Ispirata da Fellini, Plastic Bertrand, “The Rocky Horror Picture Show” e persino Serge Gainsbourg, Julie Meletta, 31 anni, pubblica il suo nuovo EP, intitolato “Amarcoeur”. Canta dell’amore e delle sue complessità su un suono yéyé francese degli anni ’60 mescolato con musica pop contemporanea. L’artista ticinese di origini francesi si esibirà il 28 novembre 2024 presso La Cave du Bleu di Losanna e il 23 gennaio 2025 al Cercle des Bains di Ginevra.
Come presentare il vostro nuovo EP “Amarcoeur”?
È un titolo un po’ brutto, lo so, ma volevo fare un EP con un filo conduttore che raccontasse una storia con un tema. Mi dicevo che si sarebbe trattato di amori impossibili o incompiuti. Avevo in mente questa fantasia con un’atmosfera da “Rocky Horror Picture Show” o da film di serie B, ma non volevo dargli un titolo troppo cruento. Ho pensato allora al film “Amarcord”, di Federico Fellini, che significa “Io ricordo”. Quindi queste canzoni sono tutte storie che ricordo che parlano di amore e cuori spezzati.
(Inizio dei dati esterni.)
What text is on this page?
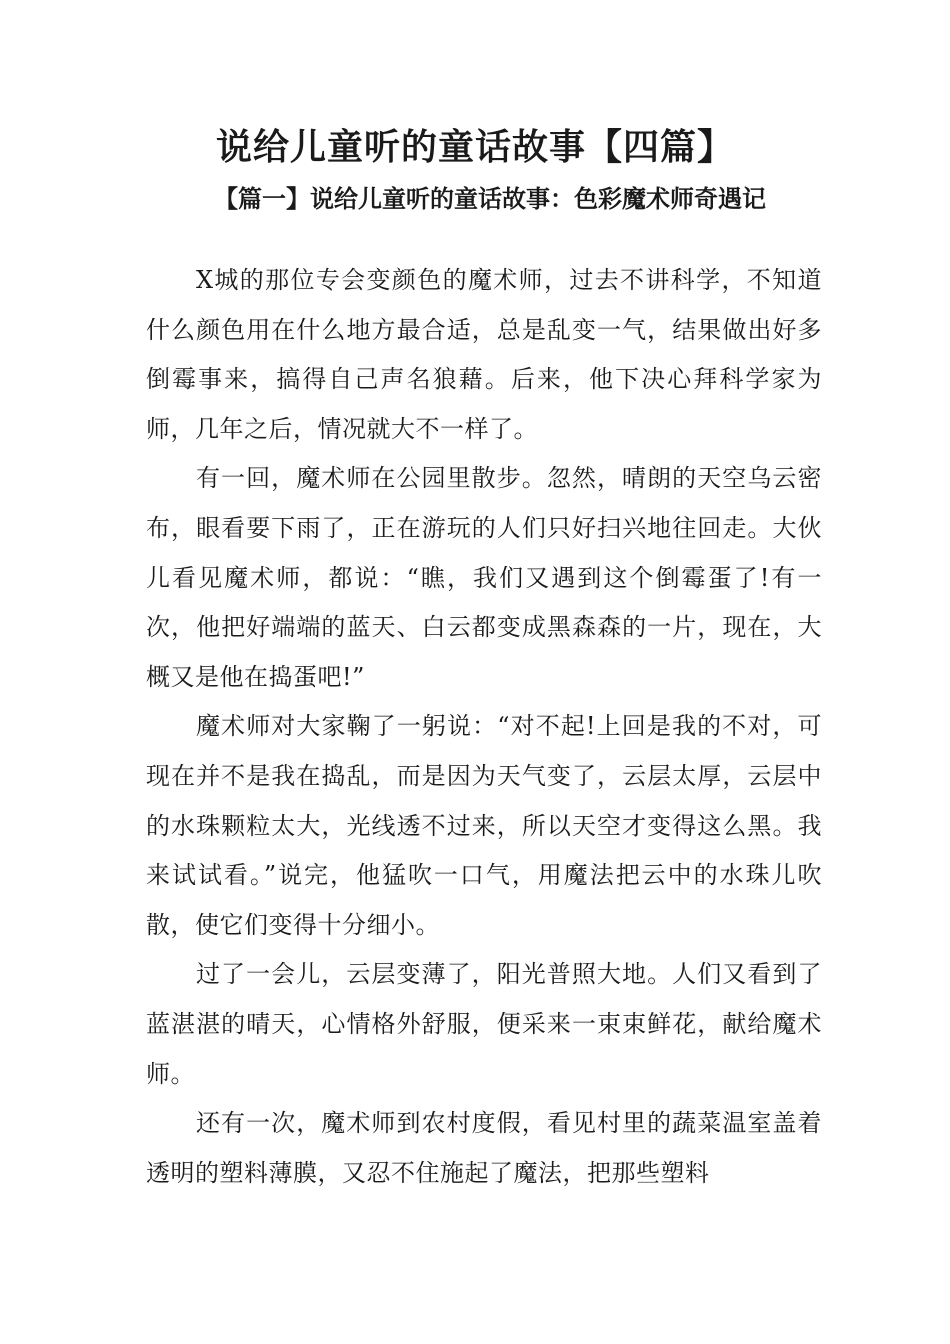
说给儿童听的童话故事【四篇】
【篇一】说给儿童听的童话故事：色彩魔术师奇遇记

X城的那位专会变颜色的魔术师，过去不讲科学，不知道什么颜色用在什么地方最合适，总是乱变一气，结果做出好多倒霉事来，搞得自己声名狼藉。后来，他下决心拜科学家为师，几年之后，情况就大不一样了。

有一回，魔术师在公园里散步。忽然，晴朗的天空乌云密布，眼看要下雨了，正在游玩的人们只好扫兴地往回走。大伙儿看见魔术师，都说：“瞧，我们又遇到这个倒霉蛋了!有一次，他把好端端的蓝天、白云都变成黑森森的一片，现在，大概又是他在捣蛋吧!”

魔术师对大家鞠了一躬说：“对不起!上回是我的不对，可现在并不是我在捣乱，而是因为天气变了，云层太厚，云层中的水珠颗粒太大，光线透不过来，所以天空才变得这么黑。我来试试看。”说完，他猛吹一口气，用魔法把云中的水珠儿吹散，使它们变得十分细小。

过了一会儿，云层变薄了，阳光普照大地。人们又看到了蓝湛湛的晴天，心情格外舒服，便采来一束束鲜花，献给魔术师。

还有一次，魔术师到农村度假，看见村里的蔬菜温室盖着透明的塑料薄膜，又忍不住施起了魔法，把那些塑料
Perché hai scelto il tema dell’amore?
Non lo avevo mai fatto prima fino ad ora. Nel mio precedente EP, “Chic!”, c’era solo una traccia che parlava d’amore. Ho pensato che avrei dovuto parlare di cose più serie perché ci sono già così tante canzoni d’amore là fuori. Quindi per questo EP mi sono detto che avrei esplorato gli angoli oscuri delle storie sentimentali, parlato dell’ansia, dell’ossessione, dei lati più brutti dell’amore, ma avrei reso il tutto bello e musicale allo stesso tempo.
Nella clip “Fan fiction” ti vediamo con il cuore insanguinato tra le mani…
Dato che sono vegetariano, il lato cruento della cosa è stato abbastanza difficile da filmare (ride)! Per fortuna era un cuore di silicone, ma sembrava molto reale. Era strano. Ma come ho detto, volevo davvero mostrare gli aspetti più brutti e tossici dell’amore. Allora mi sono comportato come se avessi aperto il petto per prendere il mio cuore. Anche la canzone “Splatter” ha un lato cruento nel testo. Ma anche se c’è un lato oscuro in questi titoli, c’è sempre anche dell’umorismo.
I tuoi brani sono un mix di musica pop francese contemporanea con il sound yéyé degli anni ’60. Perché?
Perché il suono yéyé è molto divertente. Mi piace il fatto che ci siamo divertiti a registrare queste canzoni in studio. L’atmosfera di quegli anni era piuttosto ballabile e frizzante. E se scrivo testi un po’ seri mi piace accompagnarli con musica frizzante, altrimenti diventa troppo pesante da ascoltare (ride).
Pensi che le storie d’amore fossero più pure negli anni ’60 di quanto lo siano oggi?
No, non credo. Si dice spesso che le cose prima andassero meglio, che le storie d’amore durassero più a lungo. Sì, lo era, ma non era necessariamente più sano. Soprattutto per le donne. Era più complicato divorziare ed era molto disapprovato. Ma dovevi farlo se non eri felice nel tuo matrimonio. Penso che in alcuni matrimoni ci fossero molte più pressioni e violenze.
Hai studiato filosofia all’università. Questo ti ha aiutato nella scrittura dei tuoi testi?
Sì, mi ha aiutato a non pensare troppo. Questo può sembrare paradossale perché pensiamo molto in filosofia, ma in realtà c’è un momento in cui diventa come la scrittura automatica. Lasciamo andare i pensieri. A volte in filosofia non bisogna affezionarsi troppo ai testi. Anche nella musica è un po’ così.
Perchè volevi diventare una cantante?
Inizialmente volevo diventare uno scrittore. Ho anche vinto un premio letterario al college perché amavo davvero scrivere. Ma poiché amavo anche la musica, mi sono detto che avrei potuto cantare quello che scrivevo. Non vedo davvero la differenza tra scrivere racconti o scrivere testi di canzoni. L’obiettivo per me è raccontare una storia.
Ti piacerebbe diventare famoso?
Non faccio musica per essere famoso, ma se ciò accadesse, mi piacerebbe trarre ispirazione da personaggi famosi che abbiano un’ottima energia. Di conseguenza, potrei ispirare anche artisti che hanno appena iniziato come me.